Und die Sit on Top Kajaks sind natuerlich besser geeignet fuer die Ostsee und so - aber wenn Du Dir nen Ausleger besorgen wuerdest, waere das auch kein Thema. Nur fuer die Ostsee ist Dein Kanadier viel zu lahm, da paddelst Du Dich tot - mit nem vernuenftigen Kajak bist Du da besser dran, aber darum geht es hier ja garnicht... Fuer nen See oder Fluss ist n Kanu voll in Ordnung finde ich... Klar ein Ruderboot waere besser aber das Ding auf dem Autodach und denn da lange rum schleppen etc - ich weiss nicht...  Das duerfte auch beim Kanadier das Hauptproblem sein... Die Dinger wiegen > 30kg da musst Du ganz schoen pumpen wenn Du die weit schleppen musst oder alleine aufs Autodach heben willst. 

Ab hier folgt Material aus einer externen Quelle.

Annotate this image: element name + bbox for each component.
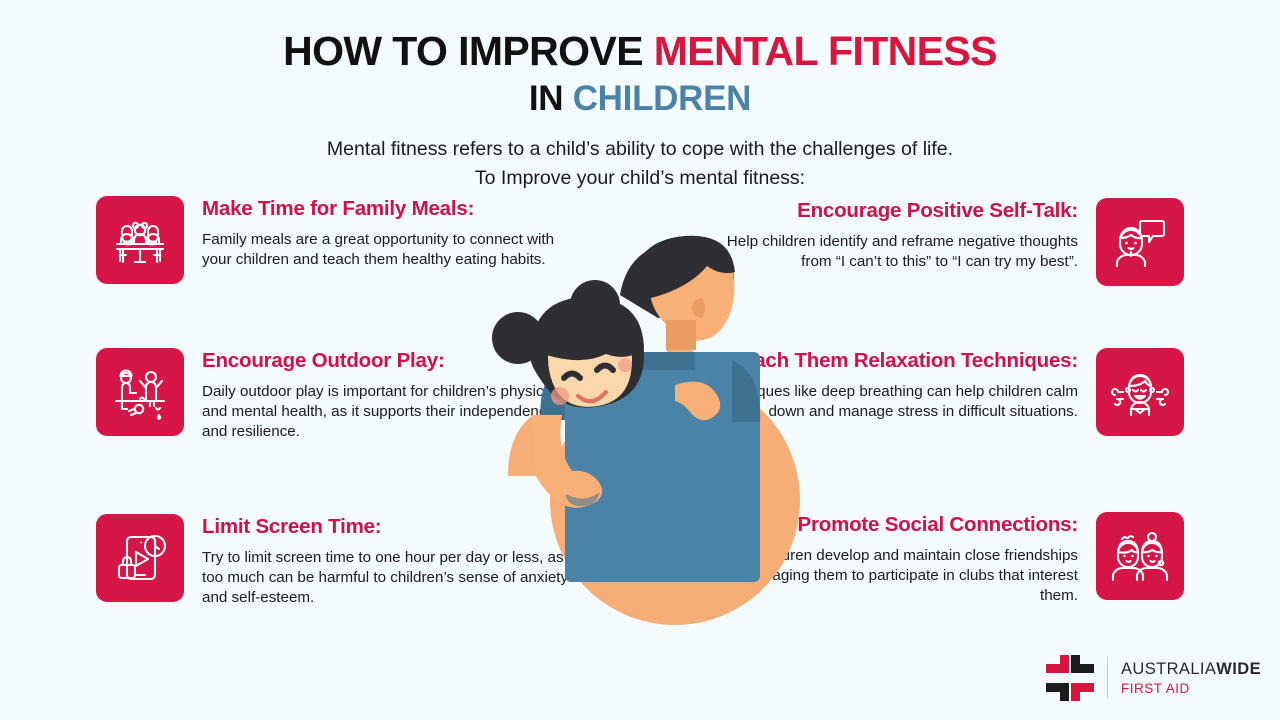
title-line2-blue: CHILDREN — [573, 79, 751, 118]
title-line2-black: IN — [529, 79, 573, 118]
outdoor-play-icon — [96, 348, 184, 436]
self-talk-icon — [1096, 198, 1184, 286]
family-meal-icon — [96, 196, 184, 284]
screen-time-limit-icon — [96, 514, 184, 602]
logo-line-1: AUSTRALIAWIDE — [1121, 661, 1261, 678]
australia-wide-first-aid-logo: AUSTRALIAWIDE FIRST AID — [1044, 652, 1261, 704]
logo-line-2: FIRST AID — [1121, 682, 1261, 696]
social-connections-icon — [1096, 512, 1184, 600]
title-line-2: IN CHILDREN — [0, 76, 1280, 122]
relaxation-breathing-icon — [1096, 348, 1184, 436]
page-title: HOW TO IMPROVE MENTAL FITNESS IN CHILDRE… — [0, 26, 1280, 122]
title-line1-black: HOW TO IMPROVE — [283, 28, 654, 74]
infographic-page: HOW TO IMPROVE MENTAL FITNESS IN CHILDRE… — [0, 0, 1280, 720]
page-subtitle: Mental fitness refers to a child’s abili… — [320, 135, 960, 193]
father-hugging-daughter-illustration — [470, 210, 830, 630]
title-line-1: HOW TO IMPROVE MENTAL FITNESS — [0, 26, 1280, 76]
logo-divider — [1107, 657, 1108, 699]
logo-wide: WIDE — [1216, 660, 1261, 678]
australia-wide-cross-logo — [1044, 652, 1096, 704]
logo-wordmark: AUSTRALIAWIDE FIRST AID — [1121, 661, 1261, 695]
title-line1-red: MENTAL FITNESS — [654, 28, 997, 74]
logo-australia: AUSTRALIA — [1121, 660, 1216, 678]
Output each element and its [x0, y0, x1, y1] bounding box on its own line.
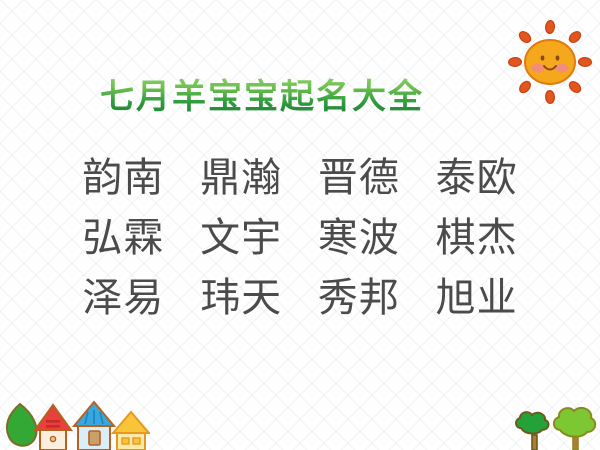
name-item: 弘霖 — [82, 208, 164, 268]
poster-canvas: 七月羊宝宝起名大全 韵南 鼎瀚 晋德 泰欧 弘霖 文宇 寒波 棋杰 泽易 玮天 … — [0, 0, 600, 450]
name-item: 棋杰 — [436, 208, 518, 268]
blue-house — [74, 402, 114, 450]
name-item: 鼎瀚 — [200, 148, 282, 208]
name-row: 韵南 鼎瀚 晋德 泰欧 — [0, 148, 600, 208]
name-item: 旭业 — [436, 268, 518, 328]
red-house — [35, 405, 71, 450]
name-item: 秀邦 — [318, 268, 400, 328]
page-title: 七月羊宝宝起名大全 — [100, 76, 424, 118]
name-row: 泽易 玮天 秀邦 旭业 — [0, 268, 600, 328]
leaf-shape — [7, 404, 37, 446]
name-row: 弘霖 文宇 寒波 棋杰 — [0, 208, 600, 268]
smiling-sun-icon — [505, 18, 595, 106]
village-houses-icon — [0, 398, 150, 450]
name-item: 韵南 — [82, 148, 164, 208]
name-item: 泽易 — [82, 268, 164, 328]
yellow-house — [113, 412, 149, 450]
light-tree — [554, 408, 595, 450]
name-item: 玮天 — [200, 268, 282, 328]
dark-tree — [516, 412, 549, 450]
name-item: 泰欧 — [436, 148, 518, 208]
name-item: 寒波 — [318, 208, 400, 268]
name-item: 晋德 — [318, 148, 400, 208]
trees-icon — [505, 402, 600, 450]
name-item: 文宇 — [200, 208, 282, 268]
name-list: 韵南 鼎瀚 晋德 泰欧 弘霖 文宇 寒波 棋杰 泽易 玮天 秀邦 旭业 — [0, 148, 600, 328]
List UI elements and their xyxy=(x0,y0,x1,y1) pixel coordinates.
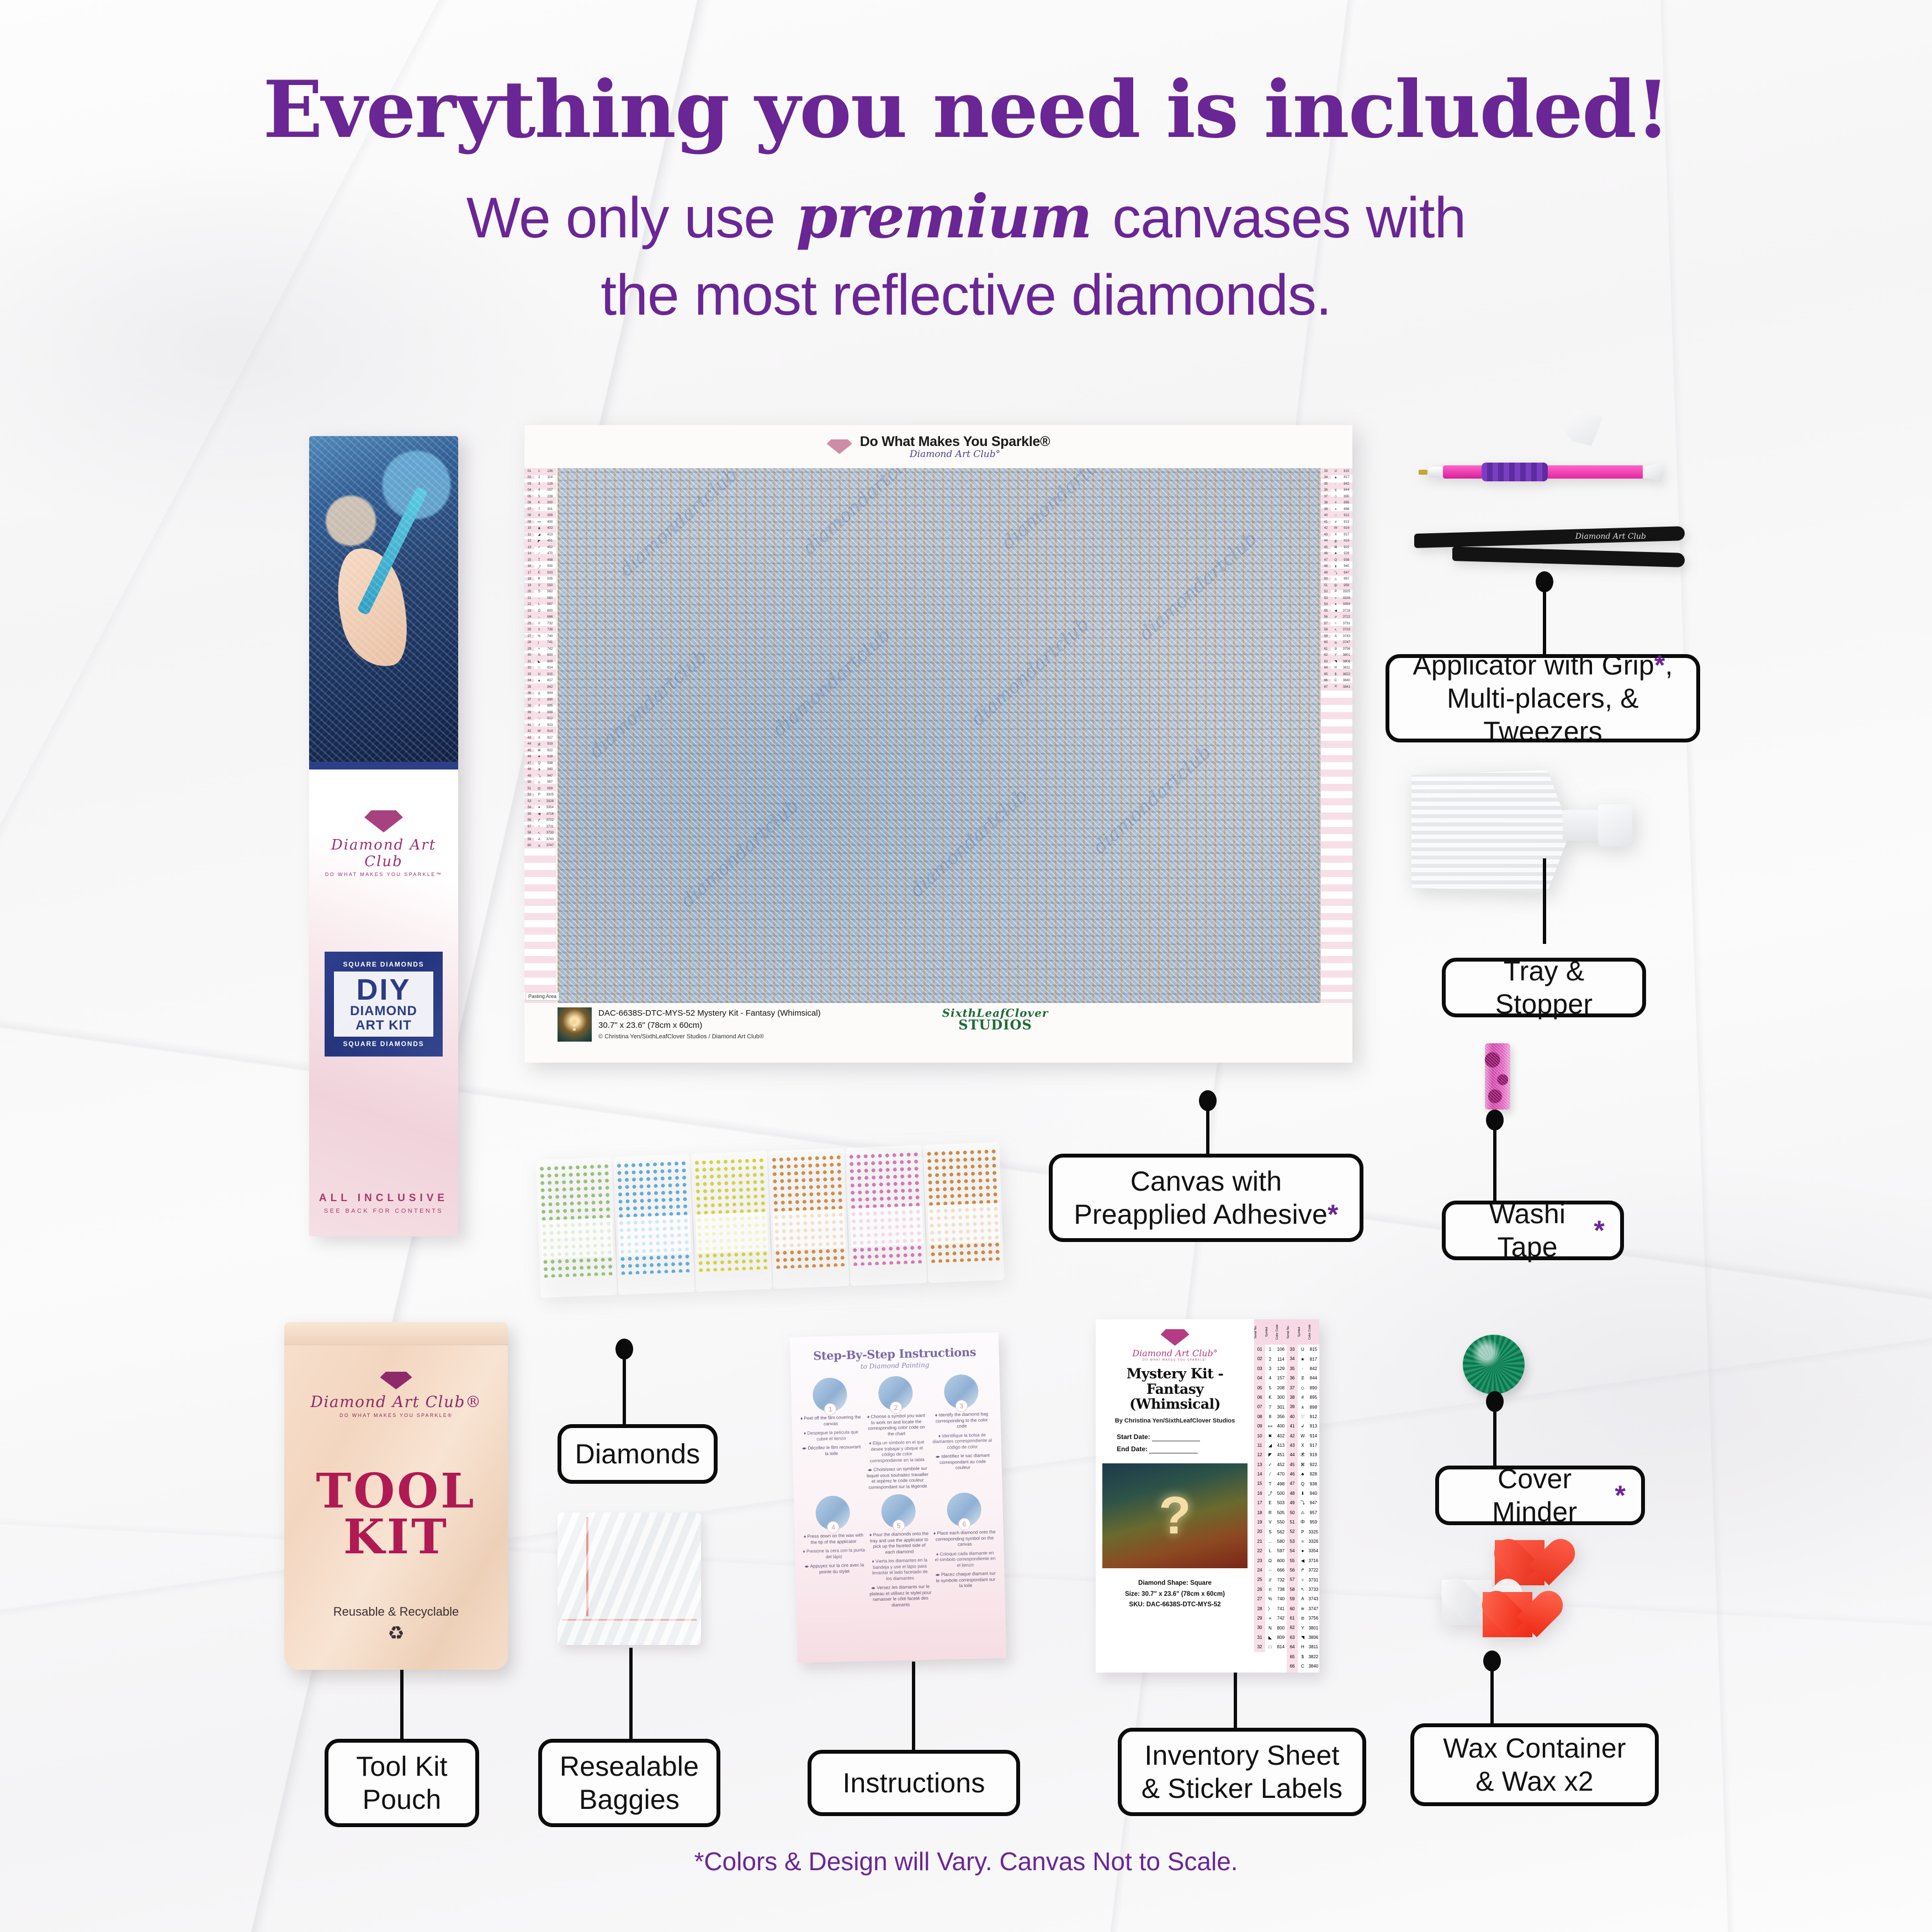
callout-canvas[interactable]: Canvas with Preapplied Adhesive* xyxy=(1049,1154,1363,1242)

Also, hoffe das hilft etwas

All the best
Ansgar

PS: Mit nem Ausleger kannste sogar in dem Ding stehen und fischen... Angewoehnen wuerde ich mir das aber trotzdem wegen Familie nicht unbedingt, die Kids sind da immer bisschen leichtsinnig... 

PPS: Kanu alleine bei Wind paddeln (und wie gesagt aufs Dach heben) ist nicht so ideal - immer besser einen 2ten dabei zu haben, ansonsten biste evtl mit nem Kajak (selbst nen 2er Kajak - hatte lange Zeit ein 2 Mann Faltboot von dem ich alleine gefischt habe) besser dran... Offenes Kajak ist besser - ansonsten vorher Eskimo Rolle ueben... )


----------



## Feedermaik (4. Dezember 2007)

*AW: Angeln vom Kanu/Kanadier*

Wenn in der Hornhechtzeit die Angler auf dem Rügendamm Schulter an Schulter standen,war ich immer mit dem Kanu am "Wampener Riff"und Umgebung.Kann euch nur sagen,war klasse Spinnfischen.(auch bei mässigem Wind)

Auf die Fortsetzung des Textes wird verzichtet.